Das Saarland und die Europäische Union (ELER) fördern den Erhalt unseres kulturellen Erbes.

Neben den vielfältigen zur öffentlichen Nutzung durch die Dorfgemeinschaft vorgesehenen Vorhaben werden im Rahmen der Dorferneuerung auch private Vorhaben zur Erhaltung historischer ortsbildprägender Bausubstanz gefördert. Hierunter fällt insbesondere die stilgerechte Restaurierung alter Bauernhäuser. Aber auch der Erhalt von z.B. historischen Wegekreuzen oder Kapellen ist diesem Förderbereich zuzuordnen. Dabei ist es nicht erforderlich, dass die Bausubstanz unter Denkmalschutz steht.

Die aus Mitteln der Europäischen Union (ELER), des Bundes und des Landes (Gemeinschaftsaufgabe "Verbesserung der Agrarstruktur und des Küstenschutzes" GAK) finanzierte Förderung übernimmt dabei einen Teil der Ausgaben, die bei der stilgerechten Restaurierung der äußeren Hülle eines Bauwerkes entstehen. Begleitend zur Restaurierung des historischen Gebäudes wird auch die stilgerechte Gestaltung des Umfeldes wie z.B. die Pflasterung der Hausvorfläche oder die Anlage eines Bauerngartens gefördert. Vereinfacht ausgedrückt ist alles das förderbar, was von außen sichtbar ist. Die Höhe der Förderung ist dabei abhängig von der Art des Antragstellers. Privatpersonen, Kirchengemeinden, Firmen und Vereine können eine Förderung in Höhe von bis zu 35% der zuwendungsfähigen Ausgaben erhalten. Allerdings ist die Förderung auf maximal 50.000 € je Gebäude und maximal 150.000 € bei Gehöften begrenzt. Kommunen können eine Förderung in Höhe von bis zu 65%, höchstens jedoch 150.000 € je Gebäude, erhalten. Eine Kombination mit Fördermitteln z.B. der Denkmalpflege ist für alle Antragsteller grundsätzlich möglich.

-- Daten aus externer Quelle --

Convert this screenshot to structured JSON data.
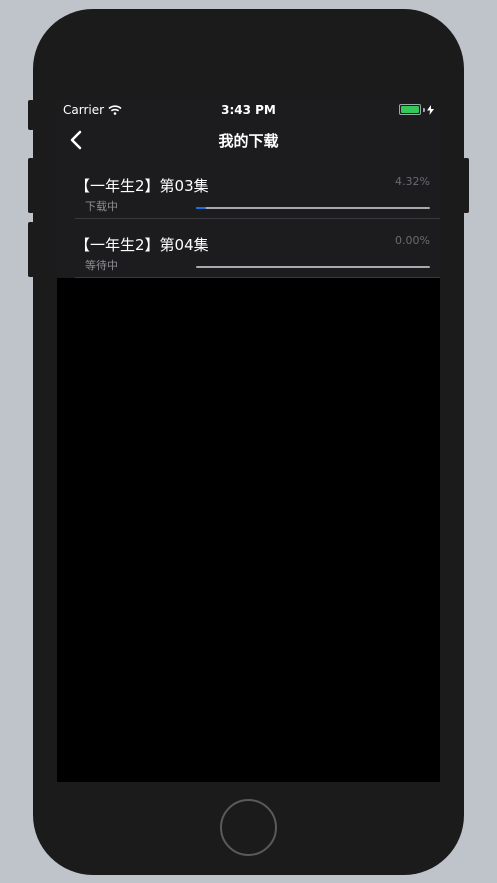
{
  "status_bar": {
    "carrier": "Carrier",
    "time": "3:43 PM",
    "battery_color": "#35c759"
  },
  "nav": {
    "title": "我的下载",
    "back_icon": "chevron-left-icon"
  },
  "downloads": [
    {
      "name": "【一年生2】第03集",
      "status": "下载中",
      "percent": "4.32%",
      "progress": 0.0432
    },
    {
      "name": "【一年生2】第04集",
      "status": "等待中",
      "percent": "0.00%",
      "progress": 0.0
    }
  ],
  "colors": {
    "progress_fill": "#1f6fd6",
    "progress_track": "#a8a8ad",
    "background": "#000000",
    "cell": "#1c1c1e"
  }
}
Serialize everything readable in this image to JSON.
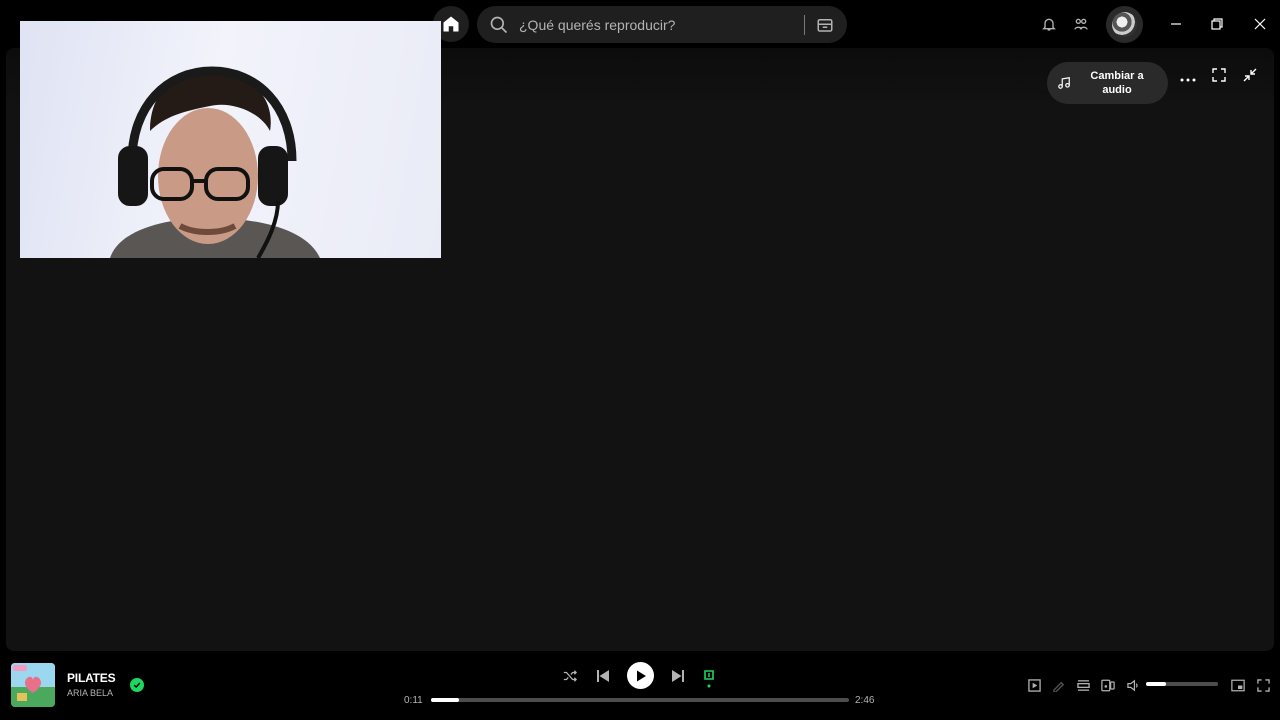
{
  "search": {
    "placeholder": "¿Qué querés reproducir?"
  },
  "video_panel": {
    "switch_to_audio_label": "Cambiar a audio"
  },
  "now_playing": {
    "title": "PILATES",
    "artist": "ARIA BELA",
    "elapsed": "0:11",
    "duration": "2:46",
    "progress_fraction": 0.066,
    "volume_fraction": 0.28
  },
  "colors": {
    "accent": "#1ed760",
    "background": "#000000",
    "panel": "#121212",
    "muted_text": "#b3b3b3"
  },
  "icons": [
    "back-icon",
    "forward-icon",
    "home-icon",
    "search-icon",
    "browse-icon",
    "bell-icon",
    "friends-icon",
    "minimize-icon",
    "restore-icon",
    "close-icon",
    "music-note-icon",
    "more-icon",
    "fullscreen-icon",
    "collapse-icon",
    "shuffle-icon",
    "previous-icon",
    "play-icon",
    "next-icon",
    "repeat-icon",
    "now-playing-view-icon",
    "lyrics-icon",
    "queue-icon",
    "connect-device-icon",
    "volume-icon",
    "miniplayer-icon",
    "fullscreen-icon"
  ]
}
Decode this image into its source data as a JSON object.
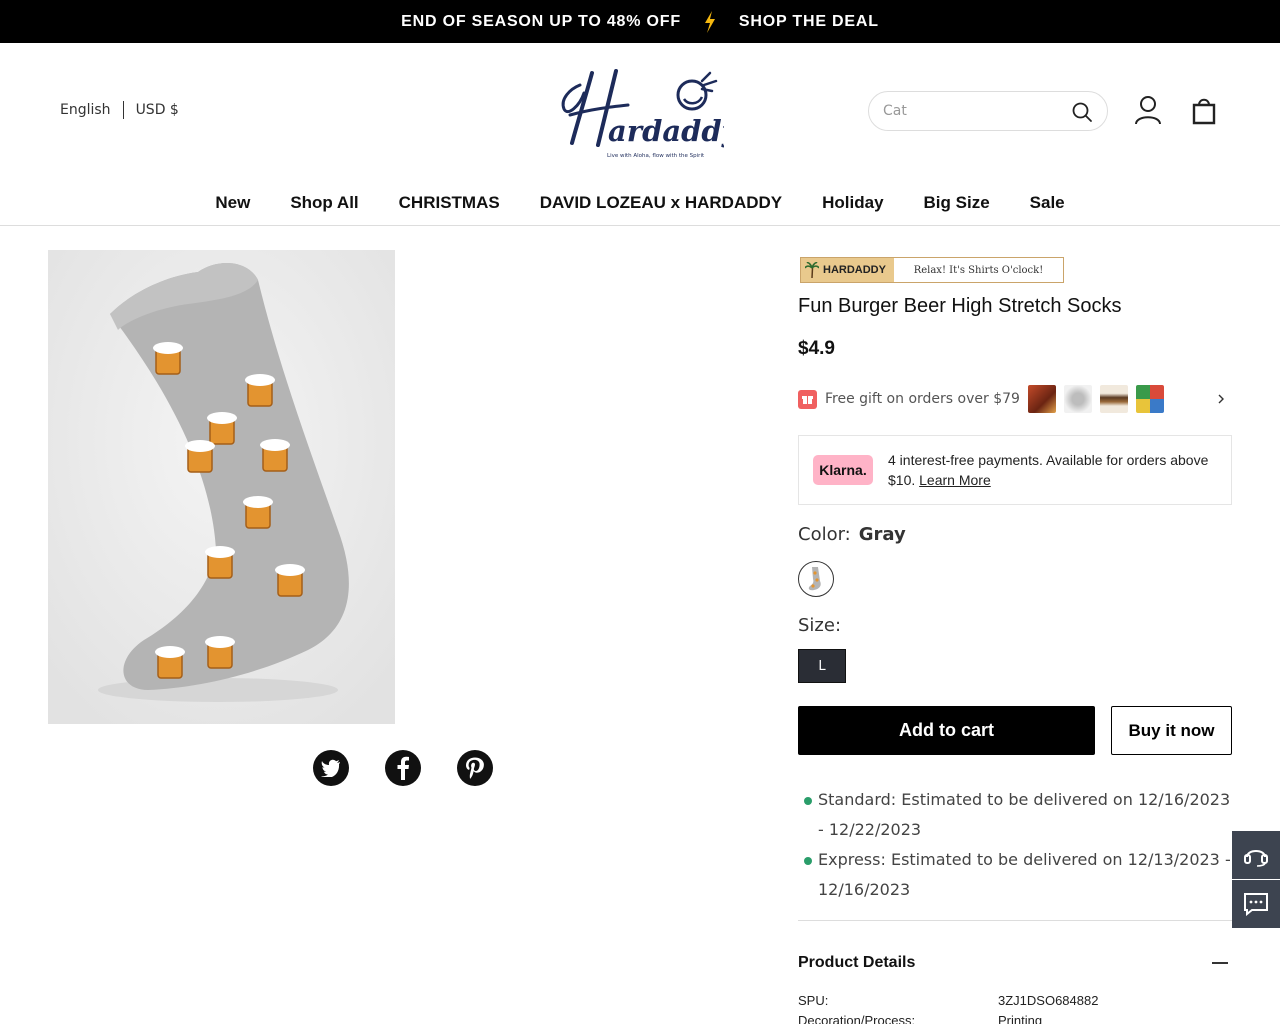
{
  "promo": {
    "left_text": "END OF SEASON UP TO 48% OFF",
    "right_text": "SHOP THE DEAL",
    "bolt_color": "#f5b80f"
  },
  "header": {
    "language": "English",
    "currency": "USD $",
    "logo_text": "Hardaddy",
    "logo_tagline": "Live with Aloha, flow with the Spirit",
    "search_value": "Cat",
    "icons": [
      "search-icon",
      "user-icon",
      "cart-icon"
    ]
  },
  "nav": {
    "items": [
      "New",
      "Shop All",
      "CHRISTMAS",
      "DAVID LOZEAU x HARDADDY",
      "Holiday",
      "Big Size",
      "Sale"
    ]
  },
  "product": {
    "banner_brand": "HARDADDY",
    "banner_slogan": "Relax! It's Shirts O'clock!",
    "title": "Fun Burger Beer High Stretch Socks",
    "price": "$4.9",
    "gift_text": "Free gift on orders over $79",
    "klarna_badge": "Klarna.",
    "klarna_text": "4 interest-free payments. Available for orders above $10.",
    "klarna_link": "Learn More",
    "color_label": "Color:",
    "color_value": "Gray",
    "size_label": "Size:",
    "size_value": "L",
    "add_to_cart": "Add to cart",
    "buy_now": "Buy it now"
  },
  "delivery": [
    "Standard: Estimated to be delivered on 12/16/2023 - 12/22/2023",
    "Express: Estimated to be delivered on 12/13/2023 - 12/16/2023"
  ],
  "details": {
    "title": "Product Details",
    "specs": [
      {
        "key": "SPU:",
        "value": "3ZJ1DSO684882"
      },
      {
        "key": "Decoration/Process:",
        "value": "Printing"
      }
    ]
  },
  "colors": {
    "accent": "#000000",
    "brand_navy": "#1d2b5a",
    "gift_red": "#f06060",
    "klarna_pink": "#ffb3c7",
    "delivery_dot": "#2a9d6a"
  }
}
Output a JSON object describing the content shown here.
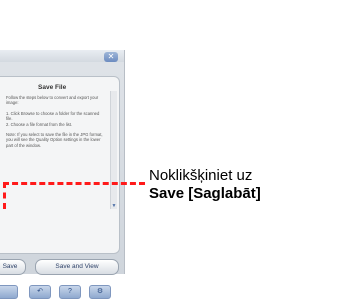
{
  "window": {
    "panel_title": "Save File",
    "instructions": [
      "Follow the steps below to convert and export your image:",
      "1. Click Browse to choose a folder for the scanned file.\n2. Choose a file format from the list.",
      "Note: If you select to save the file in the JPG format, you will see the Quality Option settings in the lower part of the window."
    ],
    "buttons": {
      "save": "Save",
      "save_and_view": "Save and View"
    },
    "toolbar": {
      "back": "↶",
      "help": "?",
      "settings": "⚙"
    },
    "close_glyph": "✕"
  },
  "callout": {
    "line1": "Noklikšķiniet uz",
    "line2": "Save [Saglabāt]",
    "color": "#ff1a1a"
  }
}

Voraussetzung für eine Förderung ist, dass sich das Bauwerk im ländlichen Raum des Saarlandes befindet (Förderperiode 2014-2020) und unter Beachtung gestalterischer Vorgaben in einen stilgerechten, authentischen Zustand versetzt wird. Eine Anpassung des Gebäudes an moderne Wohnverhältnisse und -anforderungen ist dabei jedoch keineswegs ausgeschlossen. Ziel ist es vielmehr, das äußere Erscheinungsbild des Bauwerkes in einem für saarländische Dörfer typischen Zustand zu erhalten bzw. in diesen zurückzuversetzen.

Unser kulturelles Erbe, zu welchem die für saarländische Dörfer typischen südwestdeutschen und lothringer Bauernhäuser, mancherorts aber auch Arbeiterbauernhäuser, gehören, stellt einen wichtigen Ankerpunkt der eigenen Identität dar. Kaum ein modernes Bauwerk vermag es, das Bild eines Ortes so positiv zu prägen, wie ein schon seit Jahrhunderten vorhandenes historisches Gebäude. Diese alten Gebäude sind für unsere Region typisch und so auch nur hier zu finden. Umso wichtiger ist es, diese Bausubstanz zu erhalten.

Saarländischer Bauernhauswettbewerb

Die Nutzung dieser alten Gebäude stellt zudem eine besondere Art der Nachhaltigkeit dar. Denn was kann nachhaltiger sein, als ein Bauwerk von Generation zu Generation über Jahrhunderte hinweg zu nutzen und dabei immer aufs Neue mit Leben zu erfüllen?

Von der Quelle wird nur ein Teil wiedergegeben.